Solve integral without partial fractions or integration by parts

The following development may seem unmotivated, but it does work. Let $$ v := e^x, \;\; w := 1 + x + v, \;\; w' = 1 + v = w - x. $$ We are trying to integrate $$ u := \frac{x^2+x}{(e^x+x+1)^2} $$ Notice the equalities $$ u = \frac{x (1 + x)}{w^2} = \frac{x (w - v)}{w^2} = \frac{x}{w} - \frac{x v}{w^2} = 1 - \frac{w - x}w - \frac{x v}{w^2} = 1 - \frac{w'}w - \frac{ x v}{w^2}$$ We suppose for some unknown $\,t\,$ $$ y := \frac{t}{w} \;\; \text{ and } \;\; y' = \frac{t'\, w - t\, w'}{w^2} = \frac{t'\, w - t\, (w-x)}{w^2} = \frac{(t'-t)w + t x}{w^2} = -\frac {x v}{w^2}. $$ To solve this last equation, notice that $$ (t' - t)(1 + x + v) + t x = - x v $$ solved by algebra implies that $\,t = 1+x\,$ and $\, t' = 1.\,$ Now $$ \int u\,dx = C + x - \ln(w) + \frac{1+x}{w}. $$

In a situation like this, it helps to have lots of practice with integrals ranging from simple to more complicated ones.
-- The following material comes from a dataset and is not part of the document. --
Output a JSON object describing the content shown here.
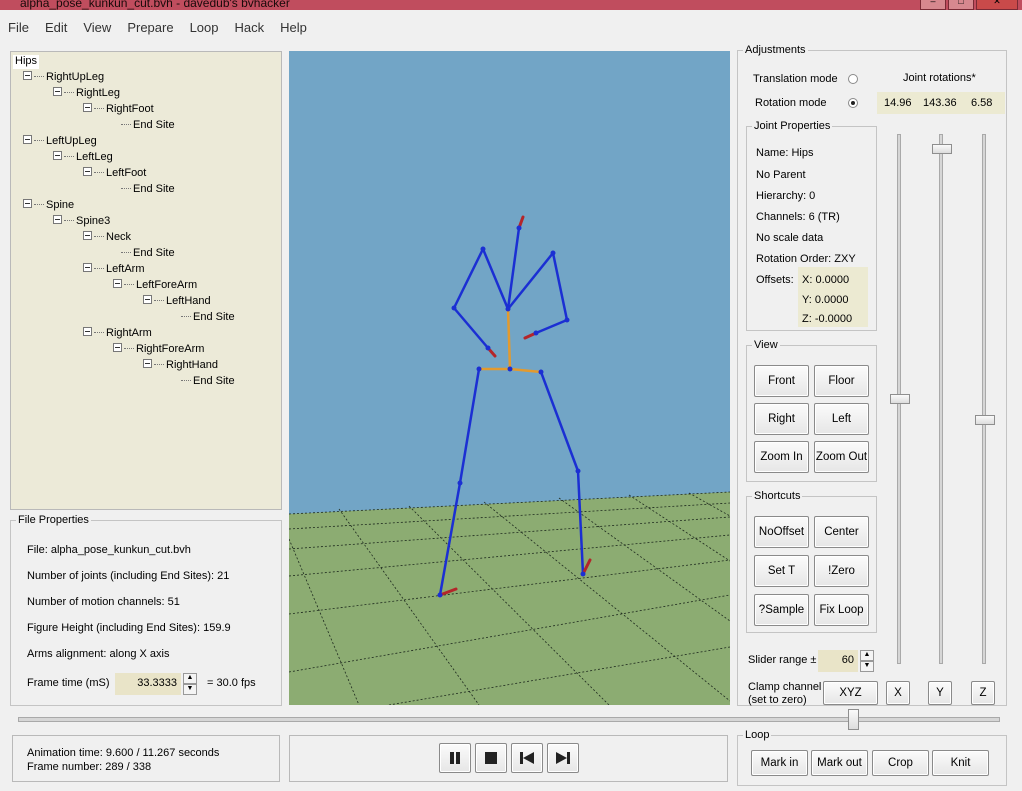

It is also very helpful if you already know what the answer is using Computer Algebra Systems and thus you can plot a path towards that goal. You specified

without partial fractions or integration by parts

but these kind of tools are always in the back of the mind. They help to guide the thought process but they do not need to be written down explicitly. You may be able to detect hints of partial fractions and integration by parts even if they are not made explicit.